Though this is a tricky and multi-step problem hence you can’t plug in the answer choices to solve it.

 

Let’s start with finding all the information as the question has given you only a part of it. Firstly, you need to know the following formula

r=d/t

(rate = distance/time)

 

We will use it both ways.

Now using this formula, let’s look at the first leg of her trip. As she traveled for 1/3 of an hour at 21 mph, so she must have traveled 7 miles.

21*0.333=7

Now using the above info, we can find out the rate of her trip back home. Going 7 miles in 1/4 of an hour on the way home, therefore she went an average of 28 mph.

7/0.25=28

Now we will find the total average. It’s not an average of the two numbers as the miles she traveled on the way are more time than to reach home. They have different weights.

✗ {21+28}/2=24.5

Don’t work like the above equation. The correct way is to take the total of each piece i.e. total time and total distance and then find the total average rate.

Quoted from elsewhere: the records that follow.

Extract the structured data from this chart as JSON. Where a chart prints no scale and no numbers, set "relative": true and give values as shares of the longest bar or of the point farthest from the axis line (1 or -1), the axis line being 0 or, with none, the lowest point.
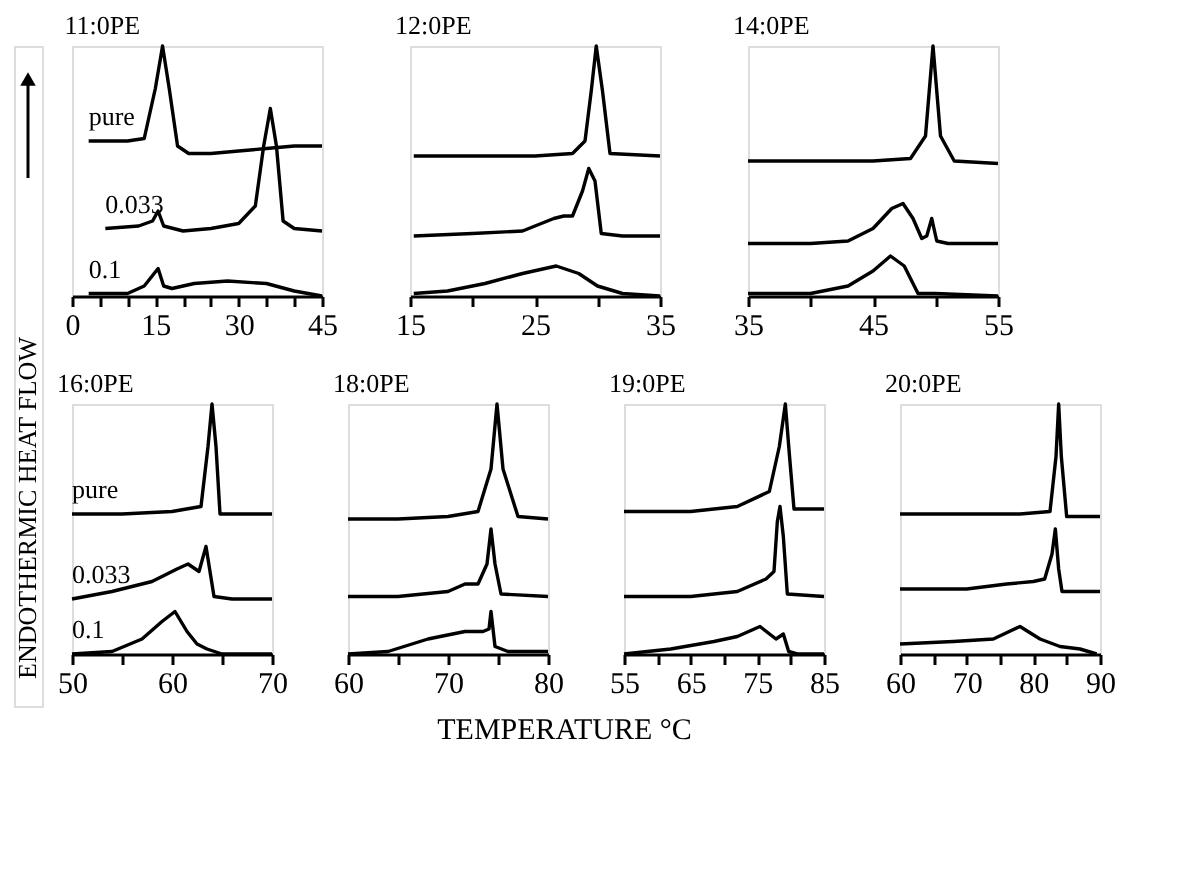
{
  "chart_data": [
    {
      "type": "line",
      "title": "11:0PE",
      "ylabel": "ENDOTHERMIC HEAT FLOW",
      "relative": true,
      "grid": false,
      "tick_labels": "x",
      "xlim": [
        0,
        45
      ],
      "xticks": [
        0,
        {
          "value": 5,
          "label": null
        },
        {
          "value": 10,
          "label": null
        },
        15,
        {
          "value": 20,
          "label": null
        },
        {
          "value": 25,
          "label": null
        },
        30,
        {
          "value": 35,
          "label": null
        },
        {
          "value": 40,
          "label": null
        },
        45
      ],
      "series": [
        {
          "name": "pure",
          "color": "#000000",
          "x": [
            3,
            10,
            13,
            15,
            16.3,
            17.5,
            19,
            21,
            25,
            30,
            35,
            40,
            45
          ],
          "values": [
            0.62,
            0.62,
            0.63,
            0.83,
            1,
            0.83,
            0.6,
            0.57,
            0.57,
            0.58,
            0.59,
            0.6,
            0.6
          ]
        },
        {
          "name": "0.033",
          "color": "#000000",
          "x": [
            6,
            12,
            14.5,
            15.5,
            16.5,
            20,
            25,
            30,
            33,
            34.5,
            35.7,
            36.8,
            38,
            40,
            45
          ],
          "values": [
            0.27,
            0.28,
            0.3,
            0.34,
            0.28,
            0.26,
            0.27,
            0.29,
            0.36,
            0.6,
            0.75,
            0.6,
            0.3,
            0.27,
            0.26
          ]
        },
        {
          "name": "0.1",
          "color": "#000000",
          "x": [
            3,
            10,
            13,
            15.5,
            16.5,
            18,
            22,
            28,
            35,
            40,
            45
          ],
          "values": [
            0.01,
            0.01,
            0.04,
            0.11,
            0.04,
            0.03,
            0.05,
            0.06,
            0.05,
            0.02,
            0
          ]
        }
      ]
    },
    {
      "type": "line",
      "title": "12:0PE",
      "relative": true,
      "grid": false,
      "tick_labels": "x",
      "xlim": [
        15,
        35
      ],
      "xticks": [
        15,
        {
          "value": 20,
          "label": null
        },
        25,
        {
          "value": 30,
          "label": null
        },
        35
      ],
      "series": [
        {
          "color": "#000000",
          "x": [
            15.3,
            20,
            25,
            28,
            29,
            29.5,
            29.9,
            30.4,
            31,
            35
          ],
          "values": [
            0.56,
            0.56,
            0.56,
            0.57,
            0.62,
            0.82,
            1,
            0.82,
            0.57,
            0.56
          ]
        },
        {
          "color": "#000000",
          "x": [
            15.3,
            20,
            24,
            26.5,
            27.3,
            28,
            28.8,
            29.3,
            29.8,
            30.3,
            32,
            35
          ],
          "values": [
            0.24,
            0.25,
            0.26,
            0.31,
            0.32,
            0.32,
            0.42,
            0.51,
            0.46,
            0.25,
            0.24,
            0.24
          ]
        },
        {
          "color": "#000000",
          "x": [
            15.3,
            18,
            21,
            24,
            26.7,
            28.5,
            30,
            32,
            35
          ],
          "values": [
            0.01,
            0.02,
            0.05,
            0.09,
            0.12,
            0.09,
            0.04,
            0.01,
            0
          ]
        }
      ]
    },
    {
      "type": "line",
      "title": "14:0PE",
      "relative": true,
      "grid": false,
      "tick_labels": "x",
      "xlim": [
        35,
        55
      ],
      "xticks": [
        35,
        {
          "value": 40,
          "label": null
        },
        45,
        {
          "value": 50,
          "label": null
        },
        55
      ],
      "series": [
        {
          "color": "#000000",
          "x": [
            35,
            40,
            45,
            48,
            49.2,
            49.8,
            50.4,
            51.5,
            55
          ],
          "values": [
            0.54,
            0.54,
            0.54,
            0.55,
            0.64,
            1,
            0.64,
            0.54,
            0.53
          ]
        },
        {
          "color": "#000000",
          "x": [
            35,
            40,
            43,
            45,
            46.5,
            47.4,
            48.2,
            48.9,
            49.3,
            49.7,
            50.1,
            51,
            55
          ],
          "values": [
            0.21,
            0.21,
            0.22,
            0.27,
            0.35,
            0.37,
            0.31,
            0.23,
            0.24,
            0.31,
            0.22,
            0.21,
            0.21
          ]
        },
        {
          "color": "#000000",
          "x": [
            35,
            40,
            43,
            45,
            46.4,
            47.5,
            48.6,
            50,
            55
          ],
          "values": [
            0.01,
            0.01,
            0.04,
            0.1,
            0.16,
            0.12,
            0.01,
            0.01,
            0
          ]
        }
      ]
    },
    {
      "type": "line",
      "title": "16:0PE",
      "xlabel": "TEMPERATURE °C",
      "relative": true,
      "grid": false,
      "tick_labels": "x",
      "xlim": [
        50,
        70
      ],
      "xticks": [
        50,
        {
          "value": 55,
          "label": null
        },
        60,
        {
          "value": 65,
          "label": null
        },
        70
      ],
      "series": [
        {
          "name": "pure",
          "color": "#000000",
          "x": [
            50,
            55,
            60,
            62.9,
            63.6,
            64,
            64.4,
            64.8,
            70
          ],
          "values": [
            0.56,
            0.56,
            0.57,
            0.59,
            0.83,
            1,
            0.83,
            0.56,
            0.56
          ]
        },
        {
          "name": "0.033",
          "color": "#000000",
          "x": [
            50,
            54,
            58,
            60.5,
            61.6,
            62.7,
            63.4,
            63.8,
            64.2,
            66,
            70
          ],
          "values": [
            0.22,
            0.25,
            0.29,
            0.34,
            0.36,
            0.33,
            0.43,
            0.33,
            0.23,
            0.22,
            0.22
          ]
        },
        {
          "name": "0.1",
          "color": "#000000",
          "x": [
            50,
            54,
            57,
            59,
            60.3,
            61.5,
            62.5,
            63.5,
            65,
            70
          ],
          "values": [
            0,
            0.01,
            0.06,
            0.13,
            0.17,
            0.09,
            0.04,
            0.02,
            0,
            0
          ]
        }
      ]
    },
    {
      "type": "line",
      "title": "18:0PE",
      "relative": true,
      "grid": false,
      "tick_labels": "x",
      "xlim": [
        60,
        80
      ],
      "xticks": [
        60,
        {
          "value": 65,
          "label": null
        },
        70,
        {
          "value": 75,
          "label": null
        },
        80
      ],
      "series": [
        {
          "color": "#000000",
          "x": [
            60,
            65,
            70,
            73,
            74.3,
            74.9,
            75.5,
            77,
            80
          ],
          "values": [
            0.54,
            0.54,
            0.55,
            0.57,
            0.74,
            1,
            0.74,
            0.55,
            0.54
          ]
        },
        {
          "color": "#000000",
          "x": [
            60,
            65,
            70,
            71.7,
            73,
            73.9,
            74.3,
            74.7,
            75.3,
            80
          ],
          "values": [
            0.23,
            0.23,
            0.25,
            0.28,
            0.28,
            0.36,
            0.5,
            0.36,
            0.24,
            0.23
          ]
        },
        {
          "color": "#000000",
          "x": [
            60,
            64,
            68,
            71.7,
            73.5,
            74.1,
            74.3,
            74.7,
            76,
            80
          ],
          "values": [
            0,
            0.01,
            0.06,
            0.09,
            0.09,
            0.1,
            0.17,
            0.03,
            0.01,
            0.01
          ]
        }
      ]
    },
    {
      "type": "line",
      "title": "19:0PE",
      "relative": true,
      "grid": false,
      "tick_labels": "x",
      "xlim": [
        55,
        85
      ],
      "xticks": [
        55,
        {
          "value": 60,
          "label": null
        },
        65,
        {
          "value": 70,
          "label": null
        },
        75,
        {
          "value": 80,
          "label": null
        },
        85
      ],
      "series": [
        {
          "color": "#000000",
          "x": [
            55,
            65,
            72,
            76.8,
            78.3,
            79.2,
            79.8,
            80.5,
            85
          ],
          "values": [
            0.57,
            0.57,
            0.59,
            0.65,
            0.83,
            1,
            0.8,
            0.58,
            0.58
          ]
        },
        {
          "color": "#000000",
          "x": [
            55,
            65,
            72,
            76.3,
            77.5,
            78,
            78.4,
            78.9,
            79.5,
            85
          ],
          "values": [
            0.23,
            0.23,
            0.25,
            0.3,
            0.33,
            0.53,
            0.59,
            0.47,
            0.24,
            0.23
          ]
        },
        {
          "color": "#000000",
          "x": [
            55,
            62,
            68.5,
            72,
            75.4,
            77.8,
            78.9,
            79.7,
            81,
            85
          ],
          "values": [
            0,
            0.02,
            0.05,
            0.07,
            0.11,
            0.06,
            0.08,
            0.01,
            0,
            0
          ]
        }
      ]
    },
    {
      "type": "line",
      "title": "20:0PE",
      "relative": true,
      "grid": false,
      "tick_labels": "x",
      "xlim": [
        60,
        90
      ],
      "xticks": [
        60,
        {
          "value": 65,
          "label": null
        },
        70,
        {
          "value": 75,
          "label": null
        },
        80,
        {
          "value": 85,
          "label": null
        },
        90
      ],
      "series": [
        {
          "color": "#000000",
          "x": [
            60,
            70,
            78,
            82.5,
            83.4,
            83.8,
            84.2,
            85,
            90
          ],
          "values": [
            0.56,
            0.56,
            0.56,
            0.57,
            0.79,
            1,
            0.79,
            0.55,
            0.55
          ]
        },
        {
          "color": "#000000",
          "x": [
            60,
            70,
            76,
            80,
            81.7,
            82.8,
            83.3,
            83.8,
            84.3,
            90
          ],
          "values": [
            0.26,
            0.26,
            0.28,
            0.29,
            0.3,
            0.4,
            0.5,
            0.34,
            0.25,
            0.25
          ]
        },
        {
          "color": "#000000",
          "x": [
            60,
            68,
            74,
            78,
            81,
            84,
            87,
            89.5
          ],
          "values": [
            0.04,
            0.05,
            0.06,
            0.11,
            0.06,
            0.03,
            0.02,
            0
          ]
        }
      ]
    }
  ]
}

✓ {14 miles}/ {.333 hours + .25 hours} = {14 miles}/ {.5833 hours} = {24 mph}

Moreover, you will probably not see a question on SAT that will ask you to find an average based on percent weights. Let’s say, finding a final grade in a class where tests count for 60%, attendance 15% and class participation 25%. As finding an average in such situation is difficult so you don’t need to worry about it.

If you are required to figure out the average of two sets of information that already are averages as a number of fleas per cat and number of fleas per dog, you can’t simply take the mean of those averages. You need to find the totals and plug them into the formula.